John Arntz was the director of the city’s Elections Department. He stated in a statement, that enough valid signatures had been collected by the backers to allow the recall to be put to the vote on June 7.
By last month, they had collected 83,000 signatures — about 32,000 more than needed, NBC Bay Area reported.
Critics of Boudin, a former public defender whose parents were convicted of a 1981 armored car robbery that left three people dead, including two police officers, have argued that crime has reached “crisis” levels and that Boudin has failed to keep people safe.
City officials said this year that certain crimes, including homicides and burglaries, have risen in the last two years, while other crimes have fallen.

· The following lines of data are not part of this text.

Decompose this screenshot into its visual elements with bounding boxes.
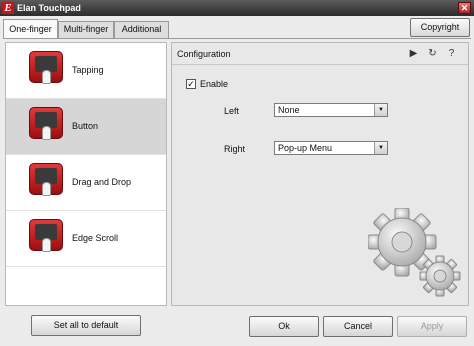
right-label: Right bbox=[224, 144, 246, 154]
cancel-button[interactable]: Cancel bbox=[323, 316, 393, 337]
right-select-value: Pop-up Menu bbox=[278, 143, 333, 153]
close-button[interactable]: ✕ bbox=[458, 2, 471, 14]
feature-label: Drag and Drop bbox=[72, 177, 132, 187]
copyright-button[interactable]: Copyright bbox=[410, 18, 470, 37]
feature-label: Tapping bbox=[72, 65, 104, 75]
left-label: Left bbox=[224, 106, 240, 116]
configuration-panel: Configuration ▶ ↻ ? ✓ Enable Left None ▼… bbox=[171, 42, 469, 306]
edge-scroll-icon bbox=[29, 219, 63, 252]
title-bar: E Elan Touchpad ✕ bbox=[0, 0, 474, 16]
play-demo-icon[interactable]: ▶ bbox=[408, 48, 419, 59]
tab-divider bbox=[3, 38, 471, 39]
right-button-select[interactable]: Pop-up Menu ▼ bbox=[274, 141, 388, 155]
refresh-icon[interactable]: ↻ bbox=[427, 48, 438, 59]
left-button-select[interactable]: None ▼ bbox=[274, 103, 388, 117]
feature-item-edge-scroll[interactable]: Edge Scroll bbox=[6, 211, 166, 267]
feature-item-drag-and-drop[interactable]: Drag and Drop bbox=[6, 155, 166, 211]
feature-item-button[interactable]: Button bbox=[6, 99, 166, 155]
button-icon bbox=[29, 107, 63, 140]
bottom-bar: Set all to default Ok Cancel Apply bbox=[0, 310, 474, 346]
feature-label: Button bbox=[72, 121, 99, 131]
apply-button[interactable]: Apply bbox=[397, 316, 467, 337]
elan-logo-icon: E bbox=[2, 2, 14, 14]
help-icon[interactable]: ? bbox=[446, 48, 457, 59]
chevron-down-icon[interactable]: ▼ bbox=[374, 104, 387, 116]
feature-item-tapping[interactable]: Tapping bbox=[6, 43, 166, 99]
tab-multi-finger[interactable]: Multi-finger bbox=[58, 21, 114, 38]
ok-button[interactable]: Ok bbox=[249, 316, 319, 337]
tapping-icon bbox=[29, 51, 63, 84]
window-title: Elan Touchpad bbox=[17, 3, 81, 13]
configuration-header: Configuration ▶ ↻ ? bbox=[172, 43, 468, 65]
tab-additional[interactable]: Additional bbox=[114, 21, 169, 38]
tab-one-finger[interactable]: One-finger bbox=[3, 19, 58, 39]
drag-and-drop-icon bbox=[29, 163, 63, 196]
feature-list: Tapping Button Drag and Drop Edge Scroll bbox=[5, 42, 167, 306]
enable-checkbox[interactable]: ✓ bbox=[186, 79, 196, 89]
feature-label: Edge Scroll bbox=[72, 233, 119, 243]
configuration-title: Configuration bbox=[177, 49, 231, 59]
gears-icon bbox=[368, 208, 461, 297]
enable-label: Enable bbox=[200, 79, 229, 89]
left-select-value: None bbox=[278, 105, 300, 115]
chevron-down-icon[interactable]: ▼ bbox=[374, 142, 387, 154]
set-all-default-button[interactable]: Set all to default bbox=[31, 315, 141, 336]
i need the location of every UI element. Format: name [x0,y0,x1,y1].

Rapes, aggravated assaults and robberies have all declined since 2019, the officials said.
Boudin, who ran on a platform of ending mass incarceration, eliminating cash bail and creating a unit to review wrongful convictions, has pointed to reform-minded policies as successes and pushed back against the campaign to oust him.
“The reason that so many of you voted for me in 2019 was because of promises I made you,” he said at an anti-recall event last month, NBC Bay Area reported.
The recall effort “has nothing to do with the facts or the real challenges our communities are facing,” he said, adding, “This has everything to do with disrespecting the will of the people. “
Tim Stelloh is a reporter for NBC News based in California.